If he's healthy then I wouldn't worry about it, he's telling you how much he needs to eat


----------



## LoveEcho (Mar 4, 2011)

That is a LOT of food. Don't worry that he's not eating enough or doesn't want to eat. 

I feed my 80 lb male (5 years old) 3 cups of 4health. My 65 lb female (18 months) eats 4 cups of 4health a day (she is EXTREMELY active).


----------



## Stonevintage (Aug 26, 2014)

My female is 14mos old. Her appetite decreased dramatically since our super hot summer began. I expect it will start to increase next month when cooler temps return. Not worried (she's about 75lbs - eating just shy of 3 cups).

All my previous dogs backed way down on appetite in the "dog days" of summer.


----------



## 4loveofadog (Mar 3, 2010)

thanks for the input.


----------



## gsdsar (May 21, 2002)

Yeah, if he is a good weight, then I would not stress to much. 

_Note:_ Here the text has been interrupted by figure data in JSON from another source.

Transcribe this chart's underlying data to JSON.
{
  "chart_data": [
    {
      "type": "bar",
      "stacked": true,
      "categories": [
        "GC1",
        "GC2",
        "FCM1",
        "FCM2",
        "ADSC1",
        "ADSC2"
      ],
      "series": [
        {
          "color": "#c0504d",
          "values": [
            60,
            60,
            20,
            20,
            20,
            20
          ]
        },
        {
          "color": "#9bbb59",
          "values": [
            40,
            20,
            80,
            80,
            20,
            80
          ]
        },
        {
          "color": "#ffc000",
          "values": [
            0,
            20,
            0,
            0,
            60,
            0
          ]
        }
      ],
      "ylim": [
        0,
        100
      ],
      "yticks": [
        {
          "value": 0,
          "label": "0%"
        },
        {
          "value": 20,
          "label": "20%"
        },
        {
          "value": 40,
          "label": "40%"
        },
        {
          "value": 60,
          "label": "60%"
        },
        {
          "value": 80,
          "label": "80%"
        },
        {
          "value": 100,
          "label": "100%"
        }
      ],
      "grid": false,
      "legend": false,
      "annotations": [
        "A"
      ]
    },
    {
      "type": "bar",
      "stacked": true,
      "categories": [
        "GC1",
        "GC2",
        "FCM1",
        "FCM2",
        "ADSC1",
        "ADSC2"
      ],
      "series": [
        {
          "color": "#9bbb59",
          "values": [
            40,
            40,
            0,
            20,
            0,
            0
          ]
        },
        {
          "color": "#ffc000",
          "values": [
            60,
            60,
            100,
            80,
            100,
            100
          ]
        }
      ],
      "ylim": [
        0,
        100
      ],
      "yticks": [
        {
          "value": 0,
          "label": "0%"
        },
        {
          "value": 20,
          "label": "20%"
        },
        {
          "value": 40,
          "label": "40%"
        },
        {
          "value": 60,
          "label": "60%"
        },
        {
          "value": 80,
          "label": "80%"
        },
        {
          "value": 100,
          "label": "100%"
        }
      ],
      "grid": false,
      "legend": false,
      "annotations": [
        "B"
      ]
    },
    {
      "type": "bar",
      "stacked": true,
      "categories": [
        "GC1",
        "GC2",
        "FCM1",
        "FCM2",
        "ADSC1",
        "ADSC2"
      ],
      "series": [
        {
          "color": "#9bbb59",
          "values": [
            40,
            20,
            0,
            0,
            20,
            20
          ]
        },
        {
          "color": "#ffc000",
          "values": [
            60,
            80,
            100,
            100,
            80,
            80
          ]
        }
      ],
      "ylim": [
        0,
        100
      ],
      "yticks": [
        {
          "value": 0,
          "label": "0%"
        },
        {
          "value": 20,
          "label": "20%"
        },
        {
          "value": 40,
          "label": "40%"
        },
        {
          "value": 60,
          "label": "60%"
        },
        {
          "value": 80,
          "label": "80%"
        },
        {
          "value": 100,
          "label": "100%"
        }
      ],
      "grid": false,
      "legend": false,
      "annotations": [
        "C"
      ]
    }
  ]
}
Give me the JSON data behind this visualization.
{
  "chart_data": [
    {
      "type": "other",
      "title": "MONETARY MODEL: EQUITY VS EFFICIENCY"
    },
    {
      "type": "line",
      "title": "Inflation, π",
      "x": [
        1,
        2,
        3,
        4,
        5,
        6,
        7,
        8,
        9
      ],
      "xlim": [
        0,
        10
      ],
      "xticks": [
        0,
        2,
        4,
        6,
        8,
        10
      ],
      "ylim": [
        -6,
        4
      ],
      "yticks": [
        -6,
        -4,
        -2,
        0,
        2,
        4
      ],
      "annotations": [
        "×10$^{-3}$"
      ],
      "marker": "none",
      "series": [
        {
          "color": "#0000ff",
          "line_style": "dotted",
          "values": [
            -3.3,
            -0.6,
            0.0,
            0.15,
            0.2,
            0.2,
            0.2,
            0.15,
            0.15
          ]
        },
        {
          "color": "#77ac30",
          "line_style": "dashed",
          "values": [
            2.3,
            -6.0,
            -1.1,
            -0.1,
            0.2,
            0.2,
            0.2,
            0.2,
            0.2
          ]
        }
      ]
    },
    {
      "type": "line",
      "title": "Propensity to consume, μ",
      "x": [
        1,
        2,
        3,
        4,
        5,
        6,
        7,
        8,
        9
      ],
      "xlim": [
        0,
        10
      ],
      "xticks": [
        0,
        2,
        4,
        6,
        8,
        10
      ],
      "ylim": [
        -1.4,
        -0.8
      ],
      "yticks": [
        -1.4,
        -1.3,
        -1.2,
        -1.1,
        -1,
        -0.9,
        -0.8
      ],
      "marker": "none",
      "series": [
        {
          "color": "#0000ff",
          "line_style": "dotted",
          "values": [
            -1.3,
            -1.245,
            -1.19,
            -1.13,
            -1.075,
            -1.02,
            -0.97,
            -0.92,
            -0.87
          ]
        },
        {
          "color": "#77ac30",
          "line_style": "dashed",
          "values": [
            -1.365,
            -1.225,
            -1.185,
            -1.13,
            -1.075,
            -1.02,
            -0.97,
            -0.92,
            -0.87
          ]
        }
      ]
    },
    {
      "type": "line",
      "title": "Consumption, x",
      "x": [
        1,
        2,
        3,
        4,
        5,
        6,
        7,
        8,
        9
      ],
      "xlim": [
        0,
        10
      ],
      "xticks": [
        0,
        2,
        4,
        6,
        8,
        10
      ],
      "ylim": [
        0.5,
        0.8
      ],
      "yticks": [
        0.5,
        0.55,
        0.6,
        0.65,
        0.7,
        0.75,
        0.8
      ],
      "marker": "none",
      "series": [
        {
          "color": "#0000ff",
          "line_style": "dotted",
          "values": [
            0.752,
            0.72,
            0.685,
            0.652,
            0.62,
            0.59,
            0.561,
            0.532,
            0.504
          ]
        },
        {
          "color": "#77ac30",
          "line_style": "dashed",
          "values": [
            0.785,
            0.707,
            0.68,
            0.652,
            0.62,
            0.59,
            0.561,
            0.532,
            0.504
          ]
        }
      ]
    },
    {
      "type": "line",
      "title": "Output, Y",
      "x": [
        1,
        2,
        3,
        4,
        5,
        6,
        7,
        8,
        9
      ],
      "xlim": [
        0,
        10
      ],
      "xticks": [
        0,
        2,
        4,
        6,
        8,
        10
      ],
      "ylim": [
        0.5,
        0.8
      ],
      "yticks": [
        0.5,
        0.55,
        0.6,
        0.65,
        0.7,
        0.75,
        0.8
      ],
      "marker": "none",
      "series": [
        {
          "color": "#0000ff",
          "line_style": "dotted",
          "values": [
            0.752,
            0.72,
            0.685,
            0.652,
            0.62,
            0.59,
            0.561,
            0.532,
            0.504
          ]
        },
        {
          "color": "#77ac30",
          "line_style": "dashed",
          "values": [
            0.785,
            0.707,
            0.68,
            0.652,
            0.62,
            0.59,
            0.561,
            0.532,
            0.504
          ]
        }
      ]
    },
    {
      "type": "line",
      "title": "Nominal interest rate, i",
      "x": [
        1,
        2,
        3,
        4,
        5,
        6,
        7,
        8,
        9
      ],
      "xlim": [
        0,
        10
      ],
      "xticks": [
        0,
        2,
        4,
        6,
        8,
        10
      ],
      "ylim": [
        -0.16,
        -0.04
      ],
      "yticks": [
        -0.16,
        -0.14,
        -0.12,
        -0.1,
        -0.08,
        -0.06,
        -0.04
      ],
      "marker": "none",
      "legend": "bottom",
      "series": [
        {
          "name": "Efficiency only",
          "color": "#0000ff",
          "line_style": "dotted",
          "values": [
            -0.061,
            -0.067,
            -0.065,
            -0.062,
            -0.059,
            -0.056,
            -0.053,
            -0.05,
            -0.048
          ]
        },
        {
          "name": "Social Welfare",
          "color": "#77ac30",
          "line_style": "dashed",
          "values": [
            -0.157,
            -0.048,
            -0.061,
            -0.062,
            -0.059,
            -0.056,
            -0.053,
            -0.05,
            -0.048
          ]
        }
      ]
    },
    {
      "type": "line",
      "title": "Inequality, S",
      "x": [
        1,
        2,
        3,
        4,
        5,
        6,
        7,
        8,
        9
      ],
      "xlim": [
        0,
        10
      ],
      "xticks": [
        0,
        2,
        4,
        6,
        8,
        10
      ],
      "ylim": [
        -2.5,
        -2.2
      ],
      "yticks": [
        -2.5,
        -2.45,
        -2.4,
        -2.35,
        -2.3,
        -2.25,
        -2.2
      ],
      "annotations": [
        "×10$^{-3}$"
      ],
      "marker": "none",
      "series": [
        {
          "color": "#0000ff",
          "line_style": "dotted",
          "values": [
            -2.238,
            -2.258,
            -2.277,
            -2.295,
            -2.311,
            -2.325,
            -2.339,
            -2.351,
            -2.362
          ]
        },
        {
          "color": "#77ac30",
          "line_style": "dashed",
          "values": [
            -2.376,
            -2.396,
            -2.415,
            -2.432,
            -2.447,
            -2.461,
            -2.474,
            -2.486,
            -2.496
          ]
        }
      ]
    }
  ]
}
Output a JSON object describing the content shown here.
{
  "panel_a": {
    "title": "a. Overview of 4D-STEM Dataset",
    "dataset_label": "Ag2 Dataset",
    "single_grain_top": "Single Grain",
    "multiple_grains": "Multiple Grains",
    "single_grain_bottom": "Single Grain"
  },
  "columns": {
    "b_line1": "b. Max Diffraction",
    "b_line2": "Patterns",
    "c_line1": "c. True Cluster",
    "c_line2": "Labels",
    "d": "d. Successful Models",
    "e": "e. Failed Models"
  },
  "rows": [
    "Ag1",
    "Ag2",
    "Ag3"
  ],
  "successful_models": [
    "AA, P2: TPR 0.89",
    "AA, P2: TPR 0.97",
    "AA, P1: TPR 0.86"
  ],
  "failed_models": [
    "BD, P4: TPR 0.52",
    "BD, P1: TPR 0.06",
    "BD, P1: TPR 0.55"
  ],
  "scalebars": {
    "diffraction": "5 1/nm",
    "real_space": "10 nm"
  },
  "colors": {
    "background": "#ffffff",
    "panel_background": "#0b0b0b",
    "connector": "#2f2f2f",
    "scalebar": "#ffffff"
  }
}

My young intact male 2.5 yrs gets about 3.5-4 cups a day. Sometimes more sometimes less. 

My older desexed females get about 2 cups a day. Either Nutro or 4health.


----------



## kelliewilson (Jan 1, 2015)

My puppy is almost 1 year. He is pushing 90 lbs if not a little more. he eats 4 cups of dog food and 1 can. I give him 2 cups with half a can in the am and the other 2 cups and half a can in the pm. he doesnt eat it all at once I just leave it and it takes about an hour for him to pick at it till its gone also i sprinkle a little shredded up cheese on his food.


----------



## Augustine (Nov 22, 2014)

You shouldn't go by cups so much as calories. I used to give my girl like 4 - 5 cups per day, then learned about the "dog food calculator" and started using it as a rough guideline. (since the calorie count in each kibble is very different)

Finally got her to a nice weight and stopped unintentionally overfeeding her / overestimating her adult weight (she's going to be 65-70 pounds when fully grown, and I was feeding her enough for a 80-90 pound dog).


----------



## Galathiel (Nov 30, 2012)

Sometimes it depends on the dog food ... sometimes it depends on the development of the dog. Varik ate 6 cups of food when he was on Fromm. I switched him to Merrick (have to switch again now ugh) and it went to 4 cups a day; however, he was also a year+ and his rapid growth was over and that probably had something to do with it as well.


----------